Appeal Tribunal holds that 10% uplift to general damages does not apply to ET awards

In De Souza v Vinci Construction UK Limited (UKEAT/0328/14/KN) HHJ Serota QC held that the 10% uplift to general damages which applies in the civil courts does not apply to Employment Tribunal awards. This leaves conflicting EAT authorities on the point.


Following the Jackson Report into reform of civil litigation costs the Court of Appeal declared in Simmons v Castle [2012] EWCA Civ 1039 that as of 1 April 2013 “the proper level of general damages in all civil claims for (i) pain and suffering, (ii) loss of amenity, (iii) physical inconvenience and discomfort, (iv) social discredit, or (v) mental distress, will be ten per cent higher than previously […]”.

It was commonly thought that this 10% uplift applied to Employment Tribunal awards for the statutory tort of discrimination – including compensation for personal injury and injury to feelings.
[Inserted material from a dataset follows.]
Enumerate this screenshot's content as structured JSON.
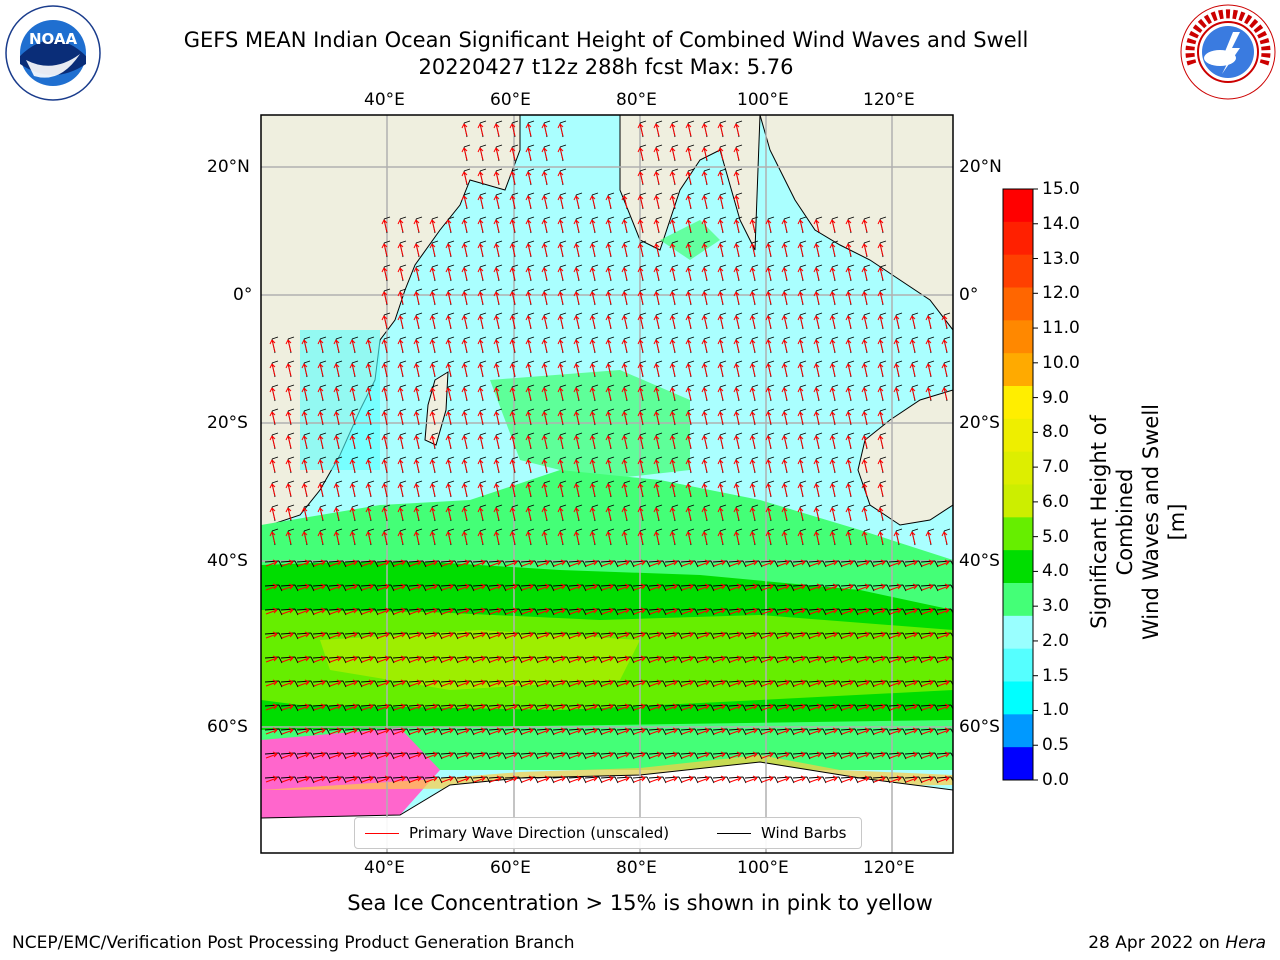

As such, the Presidential Guidance issued on 13 March 2014 made reference to the Simmons v Castle uplift applying to injury to feelings awards. In addition, in The Cadogan Hotel Partners Ltd v Ms Ozog (UKEAT/0001/14/DM) HHJ Eady QC made obiter comments supporting the same position and, on 1 December 2014, judgment was handed down in The Sash Window Workshop Ltd v King (UKEAT/0058/14/MC) in which Simler J held that the uplift did apply to Tribunal compensation for discrimination.

In the De Souza case at first instance the Employment Tribunal had awarded the 10% uplift on the Claimant’s personal injury award but had declined to award the uplift on the Claimant’s injury to feelings award. The Claimant appealed against the latter decision and the Respondent cross-appealed against the former.


The respondent, Vinci UK Ltd, argued that the Presidential Guidance and decisions in Ozog and Sash Windows were wrongly decided. In Ozog and Sash Windows the Simmons v Castle point had been a side-issue and the EAT had not had the benefit of proper argument nor full citation of the relevant authorities.

It was submitted that the 10% uplift to general damages declared by the Court of Appeal in Simmons v Castle was specifically provided as a quid pro quo for the fact that claimants in civil claims had lost the right to recover success fees and ATE premiums following funding reforms. As litigants in the employment tribunal had never had a right to recover success fees or ATE premiums the Respondent contended that the rationale for the 10% uplift could not apply to Tribunal awards.

EAT Judgment

HHJ Serota QC accepted Vinci’s submissions, rejected the appeal and allowed the cross-appeal. He concluded that the 10% uplift on general damages has no application to ET awards. The judge recognised that ordinarily the EAT should follow earlier EAT decisions but he felt compelled to arrive at a different conclusion from the judge in Sash Windows and noted that the EAT in that case had not been addressed on all the relevant material.

Recognising the potentially wide effect of his decision (which applies to all discrimination claims in the Tribunals) and that there are now conflicting EAT authorities on this point, HHJ Serota QC gave the Claimant permission to appeal to the Court of Appeal.

Thomas Cordrey, instructed by Susan Thompson and Claire Holland of Magrath LLP, acted on behalf of the Respondent, Vinci UK Ltd.

Note: the judgment in De Souza v Vinci Construction UK Limited (UKEAT/0328/14/KN) was delivered ex tempore and there is not yet a written record of it.